India tunnel collapse: Rescuers begin digging manually to free 41 workers
Global News
Officials said a dozen men were taking turns burrowing into the debris with hand-held drilling tools for what was hoped would be the final stretch.
Rescuers in India began digging manually Monday in hopes of reaching 41 construction workers who have been trapped in a collapsed mountain tunnel in the country’s north for over two weeks.
Kirti Panwar, a state government spokesperson, said a dozen men were taking turns burrowing into the debris with hand-held drilling tools for what was hoped would be the final stretch. They had dug nearly 1 meter (3.2 feet) and had up to 11 more meters (36 feet) to go, he said.
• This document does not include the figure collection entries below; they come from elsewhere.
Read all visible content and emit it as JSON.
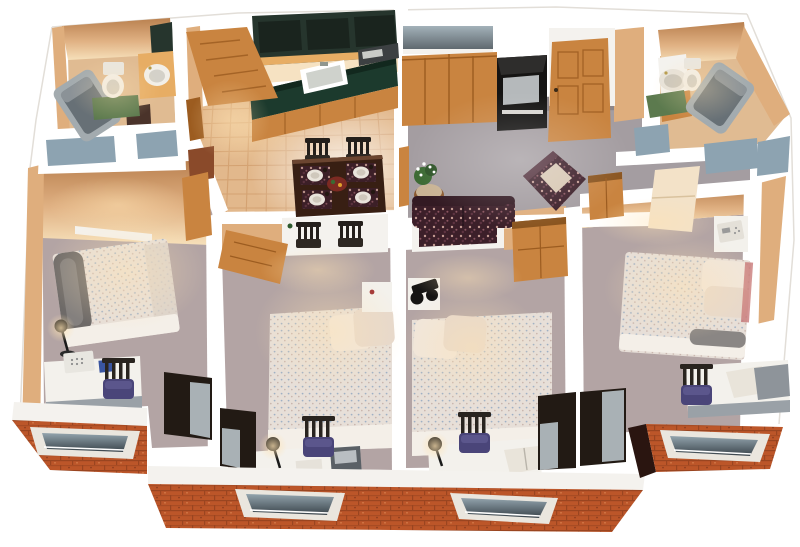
{
  "meta": {
    "title": "3D cutaway floor plan — four-bedroom two-bath apartment, bird's-eye render",
    "view": "isometric dollhouse cutaway, white cut walls, brick exterior at front"
  },
  "palette": {
    "bg": "#ffffff",
    "wall_white": "#ffffff",
    "band_white": "#f4f2ee",
    "wall_face": "#dfae7d",
    "wall_face_dark": "#b07545",
    "wall_face_light": "#f6e2c2",
    "carpet_bedroom": "#b3a4a4",
    "carpet_living": "#a49da1",
    "tile": "#e2b88c",
    "tile_grout": "#c8905e",
    "bath_floor": "#e0bb92",
    "brick": "#bc5629",
    "brick_dark": "#93401c",
    "wood": "#c98440",
    "wood_dark": "#9c5c20",
    "wood_light": "#e7ad64",
    "counter_green": "#1c3a2d",
    "cabinet_top": "#26352d",
    "appliance_black": "#151413",
    "appliance_screen": "#b5b9bb",
    "desk_top": "#f3f1ec",
    "desk_side": "#9aa1a7",
    "chair_cushion": "#4a4579",
    "chair_frame": "#29241f",
    "table_wood": "#381f13",
    "bath_mat": "#5c7a4e",
    "tub_gray": "#a3abaf",
    "tub_dark": "#677076",
    "closet_dark": "#221a14",
    "closet_door": "#a9b1b5",
    "glass_panel": "#8da3b1",
    "window_frame": "#eae6de",
    "window_glass_dark": "#39434a",
    "window_glass_light": "#93a4ad",
    "sofa_floral": "#3e2029",
    "bed_spread": "#e7dfd8",
    "pillow": "#f0e6dc",
    "placemat_red": "#6e1d17",
    "plant_green": "#3c6a33",
    "lamp_glow": "#ffe3b3"
  },
  "rooms": [
    {
      "name": "bathroom-1",
      "position": "top-left",
      "furniture": [
        "bathtub",
        "toilet",
        "vanity-sink",
        "green-bath-mat",
        "medicine-cabinet"
      ]
    },
    {
      "name": "entry-hall",
      "position": "top-left-center",
      "furniture": [
        "open-entry-door",
        "side-door",
        "tile-floor"
      ]
    },
    {
      "name": "kitchen",
      "position": "top-center",
      "furniture": [
        "upper-cabinets",
        "green-counter-with-sink",
        "microwave",
        "lower-cabinets",
        "tile-floor"
      ]
    },
    {
      "name": "dining-area",
      "position": "center",
      "furniture": [
        "dark-wood-table",
        "four-place-settings",
        "centerpiece",
        "four-chairs"
      ]
    },
    {
      "name": "living-room",
      "position": "top-right-center",
      "furniture": [
        "window",
        "sliding-closet-doors",
        "tv-cabinet",
        "front-door",
        "floral-sofa",
        "floral-armchair",
        "plant-on-round-table",
        "gray-carpet"
      ]
    },
    {
      "name": "bathroom-2",
      "position": "top-right",
      "furniture": [
        "vanity-sink",
        "toilet",
        "green-bath-mat",
        "bathtub"
      ]
    },
    {
      "name": "bedroom-1",
      "position": "left",
      "furniture": [
        "double-bed-with-bolster",
        "floor-lamp",
        "desk-with-phone",
        "desk-chair",
        "closet",
        "brick-window"
      ]
    },
    {
      "name": "bedroom-2",
      "position": "center-left",
      "furniture": [
        "bed",
        "nightstand",
        "desk",
        "desk-lamp",
        "desk-chair",
        "pass-through-niche-with-chairs",
        "open-door",
        "closet",
        "brick-window"
      ]
    },
    {
      "name": "bedroom-3",
      "position": "center-right",
      "furniture": [
        "bed",
        "nightstand-with-stereo",
        "wood-dresser",
        "desk-with-book",
        "desk-lamp",
        "desk-chair",
        "pass-through-niche",
        "closet",
        "brick-window"
      ]
    },
    {
      "name": "bedroom-4",
      "position": "right",
      "furniture": [
        "bed",
        "nightstand-with-phone",
        "wood-armoire",
        "open-white-door",
        "desk-with-books",
        "desk-chair",
        "closet",
        "brick-window",
        "side-window"
      ]
    }
  ],
  "exterior": {
    "brick_sections": 3,
    "brick_windows": 4,
    "interior_glass_panels": 6
  },
  "counts": {
    "bedrooms": 4,
    "bathrooms": 2,
    "dining_chairs": 4,
    "desk_chairs": 4,
    "beds": 4
  }
}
Rescuers have also started to create a vertical channel with a newly replaced drilling machine, officials said. They drilled horizontally for a week but the mountainous terrain proved too much for the machine, which broke down repeatedly before it was damaged irreparably on Friday, officials said.
The work being done now is designed to create a passageway for evacuating the trapped workers. Rescue teams have inserted pipes into dug-out areas and welded them together so the men can be brought out on wheeled stretchers.
Rescuers worked overnight to pull out parts of the broken drilling machine stuck inside the pipes so manual digging could start, Devendra Patwal, a disaster management official at the site, said.
The workers have been trapped since Nov. 12 when a landslide in Uttarakhand state caused a portion of the 4.5-kilometer (2.8-mile) tunnel they were building to collapse about 200 meters (650 feet) from the entrance.
What began as a rescue mission expected to take a few days has turned into weeks, and officials have been hesitant to give a timeline for when it might be completed.
The vertical digging, which started Sunday, required the rescue team to excavate about 106 meters (347 feet) of dirt and debris. The length is nearly double the approximately 60 meters (196 feet) they needed to dig through horizontally from the front.